Mobile phone chip giant Qualcomm on Monday showed off a mini-laptop that could cost around US$299 and offer quick wireless access to the Internet via 3G (third generation) mobile telecommunications networks.
The laptop, made by Taiwan's Inventec, is small and streamlined because the low-power chips inside don't need much space to disperse heat. But it runs on a Linux OS, which is less familiar to most people than Microsoft Windows.
Microsoft Windows Mobile 7, which is made for chips used in mobile phones, will be more laptop friendly than older versions of Windows Mobile, said Luis Pineda, senior vice president at Qualcomm, on the sidelines of a news conference in Taipei.
Windows Mobile 7 could be a key for the mobile phone industry in the future if they hope to take a bite out of the growing market for mini-notebooks such as the Eee PC that have 7-inch to 10-inch screens, weigh less than 1 kilogram and connect wirelessly to the Internet.
The Eee PC is based on chips made by Intel, and runs PC programs such as the Windows XP OS and Microsoft Office. Asus also sells a version loaded with a Linux operating system and other open-source software.

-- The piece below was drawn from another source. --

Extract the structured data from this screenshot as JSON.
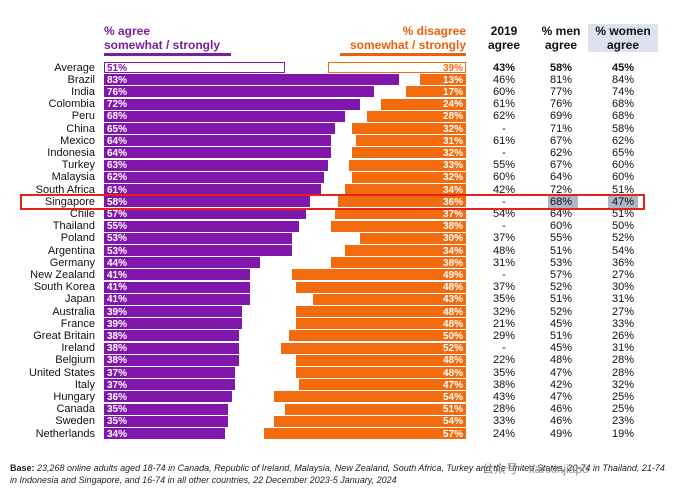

Mobile phone industry chips can't run programs designed for PCs because of the difference in PC processors versus mobile phone processors, so Microsoft years ago created Windows Mobile to get its software into handsets.
Qualcomm hopes Windows Mobile 7 will make its Snapdragon chipsets a more vital competitor in mini-laptops as it takes on PC processor makers Intel, AMD and Via. The Qualcomm chipsets come with 1GHz Arm processing cores and Qualcomm technology to connect mini-laptops and other gadgets to 3G mobile phone networks.
One advantage for mobile phone chip makers is that they have worked from the start to create low power products that give off little heat, because mobile phones are small and people want handsets with long battery life. Now that they're moving into bigger products like laptop PCs, the advantages become clearer in longer battery life and more streamlined designs -- since they don't have to include heat sinks for hot-running chips.
Companies that make chips for PCs paid little attention to power consumption in the past because desktops plugged into walls. There was lots of space inside a desktop and no battery. Over the past several years, however, they have worked hard to reduce power consumption and heat dissipation in chips aimed at laptops.
Qualcomm was not immediately able to say how long the battery in the Inventec laptop might last. The product is not available yet, but similar products could be out by the end of this year, said Pineda.
Snapdragon is already being used in the development of around 20 products, including personal navigation devices from Mio Technology, as well as products from High Tech Computer (HTC) and Samsung Electronics, he said.
"You'll see a big presence in Snapdragon-based devices at CES 2009," he said, referring to the International Consumer Electronics Show in Las Vegas, which will be held Jan. 8-11 next year.